Aulas presenciais suspensas

A vacinação da categoria é uma das condições dos sindicatos que representam esses profissionais para a retomada das aulas presenciais, que, por enquanto, ocorrem de forma remota nas redes municipal e estadual.

Em ambas as esferas de ensino, há decisões do TJMG, que atendem a pedidos dos sindicatos, impedindo o retorno às atividades presenciais.

Mais cedo, o prefeito Rafael Simões (DEM) publicou um vídeo fazendo duras críticas ao Sipromag, sindicato que representa os profissionais da educação no município e que foi autor da ação que culminou na proibição das aulas presenciais na cidade. Ele afirmou que vai recorrer da decisão da corte.

Ritmo de vacinação

Em Minas Gerais e em Pouso Alegre, a vacinação contra a Covid-19 começou pelos profissionais da saúde e idosos com idade mais elevada e teve a inclusão de forças de segurança (PM, Corpo de Bombeiros e Exército) nas últimas semanas.

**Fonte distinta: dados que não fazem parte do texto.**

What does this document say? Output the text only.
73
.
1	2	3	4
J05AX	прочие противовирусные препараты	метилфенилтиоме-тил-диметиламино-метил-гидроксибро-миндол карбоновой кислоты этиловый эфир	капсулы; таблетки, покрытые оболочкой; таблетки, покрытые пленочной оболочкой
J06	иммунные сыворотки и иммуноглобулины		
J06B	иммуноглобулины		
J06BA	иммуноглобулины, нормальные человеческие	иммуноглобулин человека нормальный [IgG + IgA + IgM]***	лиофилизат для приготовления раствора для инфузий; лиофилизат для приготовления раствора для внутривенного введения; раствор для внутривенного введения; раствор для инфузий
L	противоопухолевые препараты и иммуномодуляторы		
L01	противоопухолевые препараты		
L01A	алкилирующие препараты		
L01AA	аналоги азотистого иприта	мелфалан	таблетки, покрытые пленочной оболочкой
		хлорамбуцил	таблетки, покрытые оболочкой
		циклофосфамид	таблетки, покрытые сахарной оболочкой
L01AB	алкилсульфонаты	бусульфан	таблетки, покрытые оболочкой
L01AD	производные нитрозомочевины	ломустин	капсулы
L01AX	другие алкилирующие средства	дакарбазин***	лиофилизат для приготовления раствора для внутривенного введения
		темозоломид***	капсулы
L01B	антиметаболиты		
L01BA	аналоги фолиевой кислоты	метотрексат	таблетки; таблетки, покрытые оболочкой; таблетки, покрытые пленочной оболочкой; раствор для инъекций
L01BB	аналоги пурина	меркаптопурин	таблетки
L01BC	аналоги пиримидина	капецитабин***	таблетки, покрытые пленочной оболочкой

Nos próximos dias, deve ter início a vacinação de idosos a partir de 60 anos, grávidas, mulheres que acabaram de dar à luz,  além de pessoas com comorbidades e deficiências severas permanentes.

Até a quarta-feira, 05, data do último boletim, Pouso Alegre havia recebido 48.897 doses de vacina, das quais 43.931 foram aplicadas.

27.882 foram utilizadas em primeiras aplicações e outras 16.049 foram utilizadas para a segunda dose – lembrando que a imunização só se completa com duas doses das vacina. Em termos percentuais, 18,2% da população pouso-alegrense recebeu a primeira dose da vacina e 10,52% a segunda.

No início da semana, a Prefeitura alertou que não possui mais doses de CoronaVac para aplicação da última dose naquelas pessoas que receberam a dose inicial do imunizante. Desde então, apenas 250 doses desta vacina foram enviadas para o município e não há previsão de novas remessas até o momento.